D'après mes souvenirs de concert, le Café de la Danse a été la première scène sur laquelle je vous ai vu chanter. Comme vous le racontiez lors du concert d'hier, c'était comme invité d'Autour De Lucie pour interpréter une reprise de Chet Baker. C'était quelques semaines avant votre premier concert parisien qui avait eu lieu à l'Européen. Cela participait peut-être de votre émotion d'hier.
Jay-Jay Johanson : Vous devez avoir raison sur les dates mais cela remonte à il y a si longtemps (rires). J'ai une liste de tous mes concerts à la maison. Il va falloir que je vérifie cela. Par contre, je garde un souvenir vivace et ému du concert à l'Européen. Françoise Hardy était dans la salle. Pour un jeune chanteur comme moi, c'était vraiment flatteur, tellement inespéré.
Pensez-vous qu'il y ait un lien entre l'histoire du jazz à Paris et le fait que vous soyez toujours le bienvenu ici ?
Jay-Jay Johanson : C'est une remarque intéressante, et cela joue en effet peut-être. De nombreux jazzmen sont venus s'installer en Suède, mais pas autant qu'à Paris où les opportunités de jouer étaient plus nombreuses.

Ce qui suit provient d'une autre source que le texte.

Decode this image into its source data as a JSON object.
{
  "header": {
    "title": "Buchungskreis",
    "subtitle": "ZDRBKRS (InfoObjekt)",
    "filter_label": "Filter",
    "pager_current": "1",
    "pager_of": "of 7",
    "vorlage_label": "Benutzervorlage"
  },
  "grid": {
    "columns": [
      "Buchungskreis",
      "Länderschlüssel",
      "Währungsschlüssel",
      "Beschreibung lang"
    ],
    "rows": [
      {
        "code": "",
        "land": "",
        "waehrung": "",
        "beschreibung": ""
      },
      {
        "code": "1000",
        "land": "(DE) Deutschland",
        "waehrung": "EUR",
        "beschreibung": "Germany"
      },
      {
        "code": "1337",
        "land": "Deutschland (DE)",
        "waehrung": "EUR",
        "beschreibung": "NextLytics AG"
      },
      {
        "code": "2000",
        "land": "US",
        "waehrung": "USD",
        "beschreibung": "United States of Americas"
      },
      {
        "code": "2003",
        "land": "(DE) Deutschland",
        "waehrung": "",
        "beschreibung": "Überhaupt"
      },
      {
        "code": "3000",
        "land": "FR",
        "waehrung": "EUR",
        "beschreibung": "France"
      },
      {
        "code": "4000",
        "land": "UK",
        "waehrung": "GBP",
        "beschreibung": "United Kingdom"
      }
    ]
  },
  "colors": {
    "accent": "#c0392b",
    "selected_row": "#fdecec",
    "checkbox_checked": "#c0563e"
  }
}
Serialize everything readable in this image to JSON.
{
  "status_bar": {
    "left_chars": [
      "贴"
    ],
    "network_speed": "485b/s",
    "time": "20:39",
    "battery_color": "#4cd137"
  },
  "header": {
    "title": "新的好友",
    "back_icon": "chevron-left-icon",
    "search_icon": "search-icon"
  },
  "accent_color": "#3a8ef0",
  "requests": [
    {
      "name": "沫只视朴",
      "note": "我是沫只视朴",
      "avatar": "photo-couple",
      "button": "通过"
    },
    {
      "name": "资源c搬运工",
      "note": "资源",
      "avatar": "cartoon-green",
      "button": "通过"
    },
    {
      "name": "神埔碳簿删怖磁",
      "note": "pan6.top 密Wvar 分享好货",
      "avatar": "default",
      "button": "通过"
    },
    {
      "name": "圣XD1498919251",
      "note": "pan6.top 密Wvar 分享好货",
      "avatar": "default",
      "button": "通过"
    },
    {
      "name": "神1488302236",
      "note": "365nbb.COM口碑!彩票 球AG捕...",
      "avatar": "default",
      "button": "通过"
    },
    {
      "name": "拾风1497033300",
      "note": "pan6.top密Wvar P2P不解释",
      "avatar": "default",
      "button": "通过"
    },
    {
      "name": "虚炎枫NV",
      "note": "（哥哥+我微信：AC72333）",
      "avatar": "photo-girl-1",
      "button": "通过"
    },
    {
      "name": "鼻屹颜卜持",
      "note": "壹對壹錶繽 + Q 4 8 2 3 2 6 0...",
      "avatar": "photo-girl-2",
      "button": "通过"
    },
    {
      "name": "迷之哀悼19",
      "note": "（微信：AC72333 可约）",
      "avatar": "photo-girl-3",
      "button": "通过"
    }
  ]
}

D'ailleurs le concert que j'ai donné au New Morning la dernière fois que j'avais joué à Paris a été un tournant dans mon orientation musicale. Cette salle est encore hantée par le souvenir de mes héros, comme Chet Baker entre autres. C’était la première fois que nous jouions de façon entièrement acoustique. Ensuite on nous a demandé de nouveau de jouer en formation réduite piano / voix. Mais c’est lors de ce concert que j'ai pris confiance en moi et dans ces arrangements minimalistes. C'est pourquoi les rythmiques sur Spellbound ont été réduites à ce point, bien moins présentes que sur mes précédents albums. Nous nous sommes concentrés sur l'essence même des chansons : la voix, la mélodie au piano ou à la guitare. Le concert au New Morning était le point de départ de tout cela.
Votre nouvel album traite encore une fois de la solitude. N’y a-t-il donc qu’Erik, votre pianiste, pour avoir réussi à vous supporter toutes ces années ?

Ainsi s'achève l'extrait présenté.